Dans une lettre envoyée au ministre de la Santé, Gaétan Barrette, et signée par une cinquantaine de personnes, on rappelle que le Commissaire accordait une place prépondérante aux préoccupations des citoyens.
«Le Forum de consultation, permanent et souverain, absolument non partisan, est composé de 25 citoyens et citoyennes de toutes les régions du Québec et de tous les milieux. Une étudiante montréalaise y a côtoyé une jeune mère du Nunavik, une naturopathe anglophone et un retraité d'Hydro-Québec [...]. Depuis 2008, près de 100 personnes ont participé ou participent au Forum bénévolement», précisent ceux qui ont été nommés pour un mandat de trois ans et qui ont «consacré des dizaines d'heures à analyser des dossiers souvent complexes» et à en débattre.
«Même sur des sujets difficiles et controversés, comme le financement de la procréation assistée, nous sommes arrivés à un consensus, au nom du bien commun», illustrent les signataires, ajoutant que «comme citoyens, nous sommes les premiers à bénéficier du système de santé et des services sociaux, mais aussi les premiers touchés par ses lacunes».
«Comme citoyens - et contribuables -, nous voulons d'un système qui place les personnes [et non les programmes, les médecins ou les hôpitaux] au centre des services.

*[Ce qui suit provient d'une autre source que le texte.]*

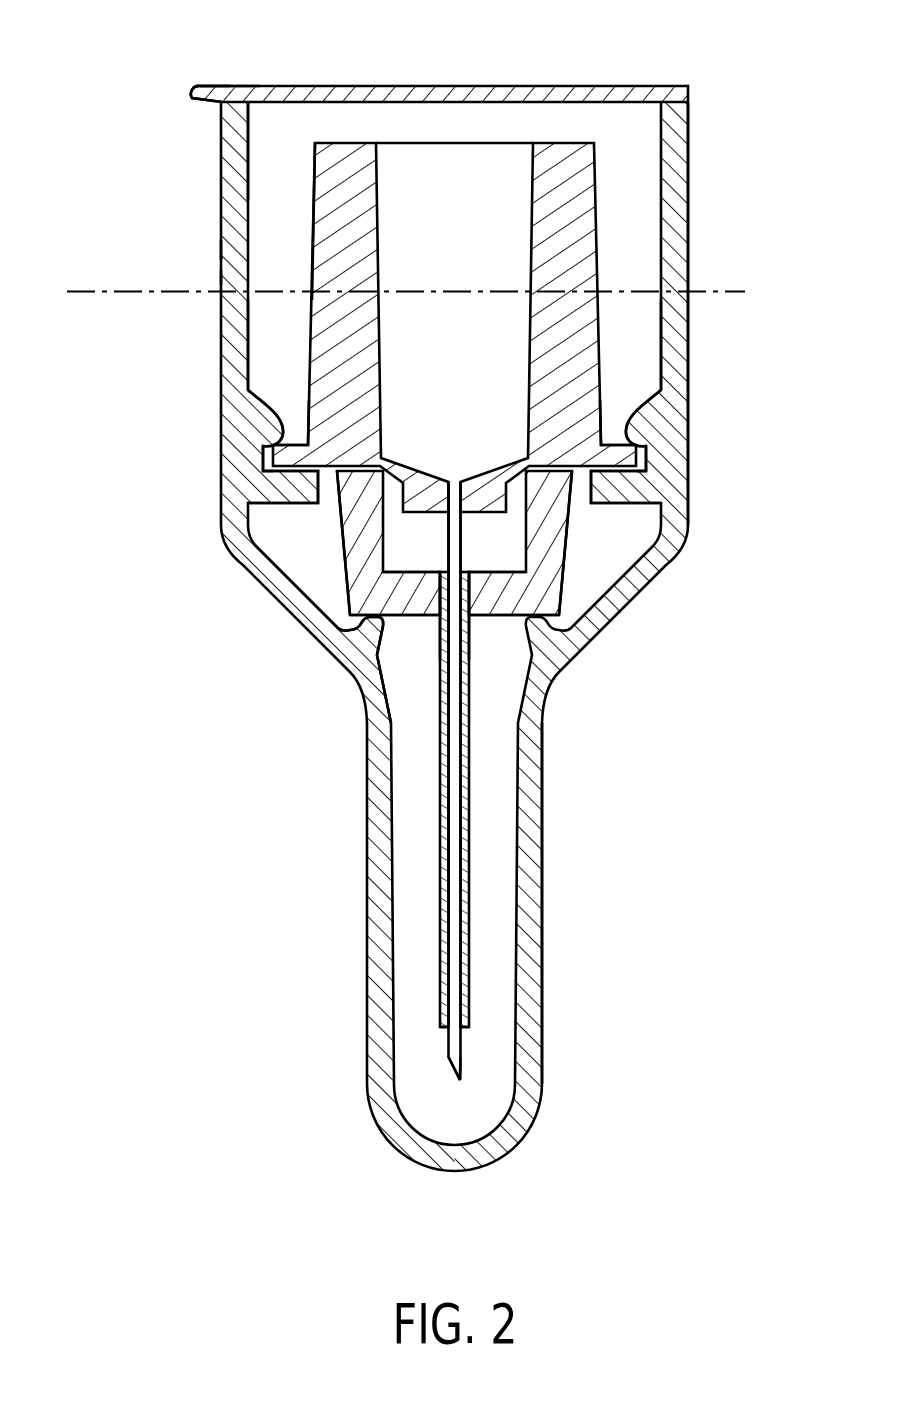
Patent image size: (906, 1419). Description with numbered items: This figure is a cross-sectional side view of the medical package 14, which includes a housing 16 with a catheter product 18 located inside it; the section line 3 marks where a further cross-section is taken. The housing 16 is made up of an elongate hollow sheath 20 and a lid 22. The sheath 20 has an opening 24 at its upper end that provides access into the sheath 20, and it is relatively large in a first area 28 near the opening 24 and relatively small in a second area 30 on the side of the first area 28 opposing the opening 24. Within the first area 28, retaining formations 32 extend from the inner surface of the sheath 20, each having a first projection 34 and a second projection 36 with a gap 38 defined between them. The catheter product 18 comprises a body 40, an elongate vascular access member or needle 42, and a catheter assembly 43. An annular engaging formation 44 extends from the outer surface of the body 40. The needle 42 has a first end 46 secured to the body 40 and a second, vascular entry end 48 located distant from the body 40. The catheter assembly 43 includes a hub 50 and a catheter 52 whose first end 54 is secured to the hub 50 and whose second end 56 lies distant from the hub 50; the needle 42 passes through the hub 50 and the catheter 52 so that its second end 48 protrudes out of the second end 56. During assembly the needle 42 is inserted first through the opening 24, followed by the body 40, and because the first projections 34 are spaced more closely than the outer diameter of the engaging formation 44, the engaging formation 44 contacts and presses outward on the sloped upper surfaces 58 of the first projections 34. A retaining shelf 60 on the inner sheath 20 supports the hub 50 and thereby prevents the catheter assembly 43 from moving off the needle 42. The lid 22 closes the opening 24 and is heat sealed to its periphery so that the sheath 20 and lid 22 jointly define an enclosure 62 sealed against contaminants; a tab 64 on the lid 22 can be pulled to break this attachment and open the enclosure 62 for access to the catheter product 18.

The section line 3- 3 is at (80, 290).
The medical package 14 is at (148, 88).
The housing 16 is at (182, 278).
The catheter product 18 is at (288, 256).
The elongate hollow sheath 20 is at (222, 357).
The lid 22 is at (386, 86).
The opening 24 is at (252, 117).
The first area 28 is at (735, 95).
The second area 30 is at (735, 703).
The retaining formation 32 is at (302, 298).
The first projection 34 is at (452, 409).
The second projection 36 is at (297, 495).
The gap 38 is at (265, 458).
The body 40 is at (590, 197).
The needle 42 is at (459, 683).
The catheter assembly 43 is at (338, 586).
The annular engaging formation 44 is at (258, 488).
The first end 46 is at (464, 542).
The vascular entry end 48 is at (462, 1058).
The hub 50 is at (557, 588).
The catheter 52 is at (471, 838).
The first end 54 is at (471, 628).
The second end 56 is at (472, 1008).
The sloped upper surface 58 is at (262, 405).
The retaining shelf 60 is at (380, 632).
The enclosure 62 is at (264, 204).
The tab 64 is at (207, 85).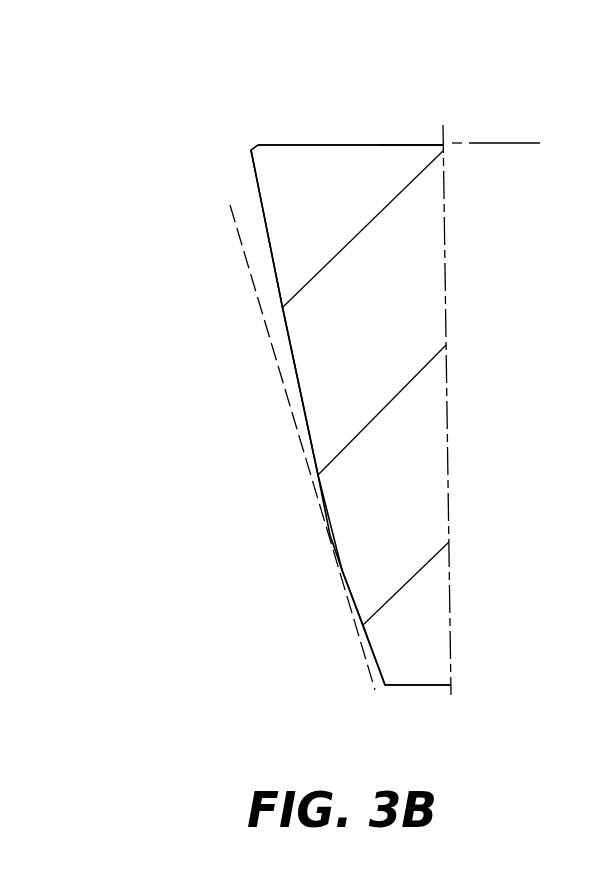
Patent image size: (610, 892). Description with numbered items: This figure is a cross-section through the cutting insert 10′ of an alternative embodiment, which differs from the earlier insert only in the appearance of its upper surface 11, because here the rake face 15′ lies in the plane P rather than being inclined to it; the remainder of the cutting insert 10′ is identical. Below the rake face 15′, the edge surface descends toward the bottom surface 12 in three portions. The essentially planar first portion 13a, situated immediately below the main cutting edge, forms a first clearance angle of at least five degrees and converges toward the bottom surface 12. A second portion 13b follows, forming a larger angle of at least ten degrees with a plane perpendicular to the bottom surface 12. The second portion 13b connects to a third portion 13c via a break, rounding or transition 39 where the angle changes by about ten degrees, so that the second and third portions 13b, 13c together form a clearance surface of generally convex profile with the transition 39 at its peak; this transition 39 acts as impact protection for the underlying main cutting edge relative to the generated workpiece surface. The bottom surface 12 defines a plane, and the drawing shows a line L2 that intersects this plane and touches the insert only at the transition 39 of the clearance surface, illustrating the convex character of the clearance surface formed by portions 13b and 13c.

The cutting insert 10′ is at (250, 120).
The rake face 15′ is at (332, 145).
The upper surface 11 is at (412, 108).
The plane P is at (503, 143).
The first portion of the edge surface 13a is at (251, 176).
The line L2 is at (252, 278).
The second portion of the edge surface 13b is at (278, 306).
The transition 39 is at (330, 535).
The third portion of the edge surface 13c is at (370, 652).
The bottom surface 12 is at (451, 728).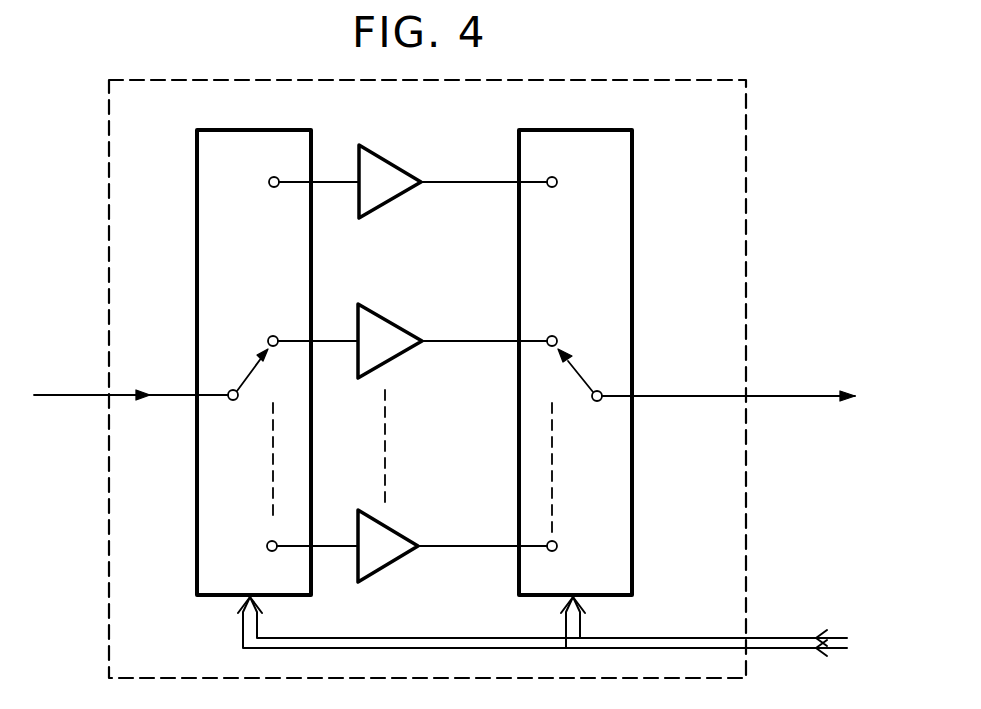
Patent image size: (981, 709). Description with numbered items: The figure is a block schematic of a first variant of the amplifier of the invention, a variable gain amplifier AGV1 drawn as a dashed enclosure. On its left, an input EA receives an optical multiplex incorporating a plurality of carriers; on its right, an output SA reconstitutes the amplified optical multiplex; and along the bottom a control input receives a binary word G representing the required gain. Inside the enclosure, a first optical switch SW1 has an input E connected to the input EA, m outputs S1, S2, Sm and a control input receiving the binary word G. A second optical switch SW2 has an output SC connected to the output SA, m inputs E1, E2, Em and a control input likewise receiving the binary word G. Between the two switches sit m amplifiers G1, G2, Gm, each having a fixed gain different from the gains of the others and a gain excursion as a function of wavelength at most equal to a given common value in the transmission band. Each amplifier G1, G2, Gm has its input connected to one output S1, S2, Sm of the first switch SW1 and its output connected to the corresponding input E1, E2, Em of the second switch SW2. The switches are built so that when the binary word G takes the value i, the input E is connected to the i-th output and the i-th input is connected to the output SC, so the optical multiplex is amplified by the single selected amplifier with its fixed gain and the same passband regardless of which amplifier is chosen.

The variable gain amplifier AGV1 is at (687, 102).
The first optical switch SW1 is at (223, 148).
The second optical switch SW2 is at (594, 150).
The first output of the first switch S1 is at (273, 188).
The second output of the first switch S2 is at (273, 336).
The m-th output of the first switch Sm is at (268, 544).
The input of the first switch E is at (233, 388).
The input EA is at (61, 393).
The first amplifier G1 is at (383, 183).
The second amplifier G2 is at (388, 343).
The m-th amplifier Gm is at (385, 550).
The first input of the second switch E1 is at (553, 190).
The second input of the second switch E2 is at (552, 336).
The m-th input of the second switch Em is at (556, 544).
The output of the second switch SC is at (597, 402).
The output SA is at (818, 393).
The binary word G is at (560, 627).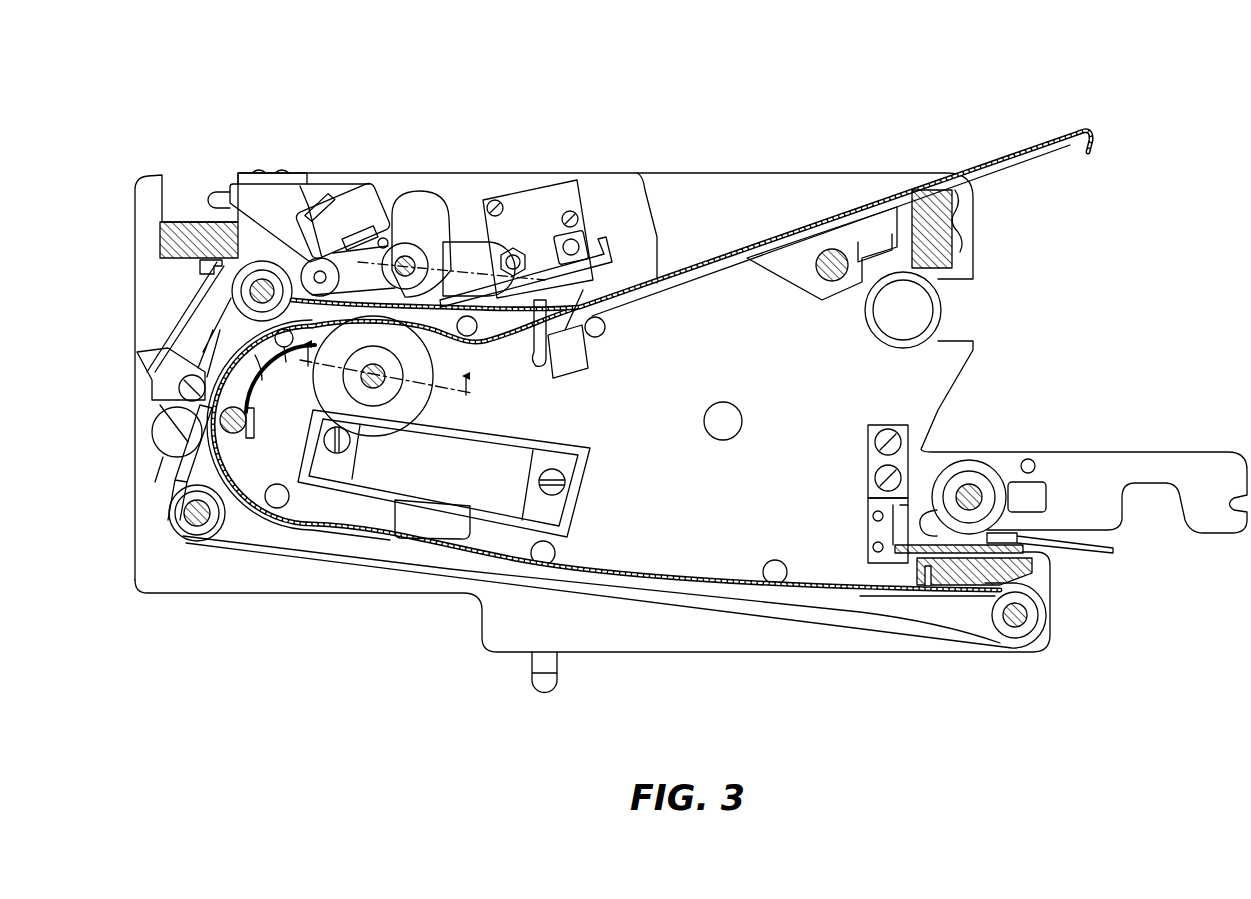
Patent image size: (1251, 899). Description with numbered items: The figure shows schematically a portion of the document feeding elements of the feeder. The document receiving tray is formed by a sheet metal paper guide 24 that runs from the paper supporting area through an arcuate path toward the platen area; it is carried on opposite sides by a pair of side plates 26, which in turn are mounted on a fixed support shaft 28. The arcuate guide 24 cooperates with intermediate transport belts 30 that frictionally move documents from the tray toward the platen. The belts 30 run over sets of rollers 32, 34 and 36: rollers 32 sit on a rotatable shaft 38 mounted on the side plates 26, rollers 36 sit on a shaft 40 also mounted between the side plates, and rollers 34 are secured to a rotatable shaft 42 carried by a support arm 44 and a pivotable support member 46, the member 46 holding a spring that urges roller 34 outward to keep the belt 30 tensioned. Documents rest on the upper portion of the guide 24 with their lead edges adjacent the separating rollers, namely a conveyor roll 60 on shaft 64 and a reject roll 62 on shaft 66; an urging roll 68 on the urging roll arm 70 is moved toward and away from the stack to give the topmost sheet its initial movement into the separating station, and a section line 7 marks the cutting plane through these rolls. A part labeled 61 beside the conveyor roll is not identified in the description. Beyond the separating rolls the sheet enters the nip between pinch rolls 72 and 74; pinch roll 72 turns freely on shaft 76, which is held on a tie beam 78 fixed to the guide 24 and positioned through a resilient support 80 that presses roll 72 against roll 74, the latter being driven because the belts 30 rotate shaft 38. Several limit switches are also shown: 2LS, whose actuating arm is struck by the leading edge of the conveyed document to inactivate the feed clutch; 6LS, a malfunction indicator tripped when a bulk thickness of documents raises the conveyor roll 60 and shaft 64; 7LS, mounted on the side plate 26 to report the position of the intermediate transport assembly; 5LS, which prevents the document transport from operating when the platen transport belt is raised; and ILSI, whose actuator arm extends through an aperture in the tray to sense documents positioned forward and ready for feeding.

Nous croyons entre autres qu'il faut investir davantage en prévention et moins en salaires aux médecins, plus en santé mentale et moins en examens diagnostiques superflus, qu'il faut donner plus de responsabilités aux infirmières et autres professionnels compétents afin d'accueillir plus de gens en première ligne», énumèrent les auteurs de la missive.
Dans son dernier budget, le gouvernement Couillard a choisi d'éliminer en catimini le poste de Commissaire à la santé et au bien-être, qui regroupait une douzaine de chercheurs et qui avait pour mandat d'évaluer, en toute indépendance, l'efficacité et la pertinence des politiques et programmes adoptés par le ministre de la Santé. Sa mission sera confiée au ministère de la Santé et à l'Institut national d'excellence en santé et services sociaux (INESSS).